エピローグ・第一節 ――千里子、静かな場所で
長澤千里子は、自分がなぜあの扉に手を伸ばしてしまったのかを、ようやく言葉にできるようになっていた。
それは、怖かったからでも、誰かに命じられたからでもない。
――呼ばれた。
それが、いちばん近い。
***
幼いころから、千里子には「見えすぎる」ものがあった。
人の感情の澱。
場所に染みついた後悔。
声にならない声。
封縁乙女と呼ばれる彼女たちの力と比べても、質が違う――
そう言われたことが、一度だけある。
だが、それは褒め言葉ではなかった。
「……また、聞こえてるの?」
そう問われるたびに、千里子は首を振った。
本当は、聞こえている。
見えている。
感じている。
けれど、それを口にすれば、距離が生まれることを、彼女は知っていた。
人と違うということ。
それは、特別である以前に、孤独だった。
***
影の扉は、静かだった。
恐怖も、痛みもない。
ただ、すべての“雑音”が消えていた。
「……ここ、は……」
誰の声も聞こえない。
誰の感情も流れ込んでこない。
隔絶された空間は、千里子にとって――
初めての「休息」だった。
誰にも合わせなくていい。
誰の期待にも応えなくていい。
そこに潜む異質さや狂気に、気づかなかったわけではない。
けれど、それでも。
「……少しだけ、ここにいたい」
そう思ってしまったことは、紛れもない真実だった。
***
救い出されたあと、千里子はしばらく保健室で過ごした。
眠っているあいだ、夢は見なかった。
それが、何よりの証だった。
放課後。
廊下で声をかけられたのは、意外な相手だった。
「……長澤さん、だよね」
「中峰……さん?」
隣のクラスの中峰陽子。
有名人だ。

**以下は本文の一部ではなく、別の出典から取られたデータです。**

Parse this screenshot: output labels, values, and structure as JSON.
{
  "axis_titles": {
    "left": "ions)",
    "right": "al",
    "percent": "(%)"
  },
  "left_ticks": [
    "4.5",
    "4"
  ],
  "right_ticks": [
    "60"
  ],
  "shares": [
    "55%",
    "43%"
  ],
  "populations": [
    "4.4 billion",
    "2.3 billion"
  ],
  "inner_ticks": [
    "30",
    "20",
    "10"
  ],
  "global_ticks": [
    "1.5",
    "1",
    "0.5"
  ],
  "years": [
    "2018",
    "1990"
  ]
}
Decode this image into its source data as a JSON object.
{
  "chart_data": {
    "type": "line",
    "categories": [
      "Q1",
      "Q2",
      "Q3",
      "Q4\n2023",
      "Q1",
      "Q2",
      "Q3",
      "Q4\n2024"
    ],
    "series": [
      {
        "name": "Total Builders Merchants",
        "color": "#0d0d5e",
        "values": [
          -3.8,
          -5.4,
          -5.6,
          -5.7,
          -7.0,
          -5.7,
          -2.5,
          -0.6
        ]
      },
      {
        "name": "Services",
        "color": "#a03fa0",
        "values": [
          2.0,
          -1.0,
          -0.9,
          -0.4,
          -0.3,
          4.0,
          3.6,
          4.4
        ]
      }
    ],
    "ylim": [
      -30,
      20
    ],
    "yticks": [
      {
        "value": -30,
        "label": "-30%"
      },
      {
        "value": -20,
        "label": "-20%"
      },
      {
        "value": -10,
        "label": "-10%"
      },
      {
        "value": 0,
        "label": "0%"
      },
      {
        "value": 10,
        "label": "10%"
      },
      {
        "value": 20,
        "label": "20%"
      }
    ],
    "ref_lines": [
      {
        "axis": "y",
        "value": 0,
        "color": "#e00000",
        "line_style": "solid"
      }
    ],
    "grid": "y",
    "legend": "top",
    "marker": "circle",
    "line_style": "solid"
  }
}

良くも悪くも。
「体調、大丈夫?」
「うん。もう平気だよ」
形式的なやりとりで終わると思っていた。
だが、陽子は立ち去らなかった。
「あのさ」
少し言い淀んでから、続ける。
「見える、でしょ」
千里子は、息を止めた。
「……どうして」
「分かるよ」
陽子は、柔らかな笑みを浮かべた。
「私も、そうだから」
***
二人は、すぐに親友になったわけではない。
距離は慎重で、会話も少ない。
けれど、沈黙が苦ではなかった。
見えるものの話。
聞こえてしまう声の話。
誰にも言えなかった、胸の内。
それを共有できる相手がいることが、千里子には新鮮だった。
「……陽子は、怖くないの?」
「怖いよ」
即答だった。
「でも、独りよりはマシ」
その言葉に、千里子は小さく笑った。
***
その様子を、少し離れた場所から見ている人物がいる。ゴスロリの衣装に身を包んだその人物は、校舎の角に身を隠しそっと覗いている。もちろん詞縁を使い人払いをしている。目立ちすぎなのは自分が一番よく分かっているのだ。
「……ふぅん?」
美海だった。
腕を組み、表情はいつも通り。
だが、視線は鋭い。
「陽子が、あんな顔するなんて」
嫉妬――と呼ぶには、少し幼い。
けれど確かに、胸の奥がざわつく。
「ま、いいか」
美海は小さく笑った。
「奪う気はないみたいだし」
それに、と。
「守るって決めた子が増えるのは……悪くない」
***
千里子はまだ、自分の力をどう扱えばいいのか分からない。
けれど。
独りで抱え込まなくてもいい、ということを知った。
あの扉の向こうで得た安らぎは、確かに真実だった。
だが――
今は、こちら側で息をしていたいと思える。
縁は、切れなかった。
けれど、結び直すことはできる。
千里子は、ゆっくりと歩き出していた。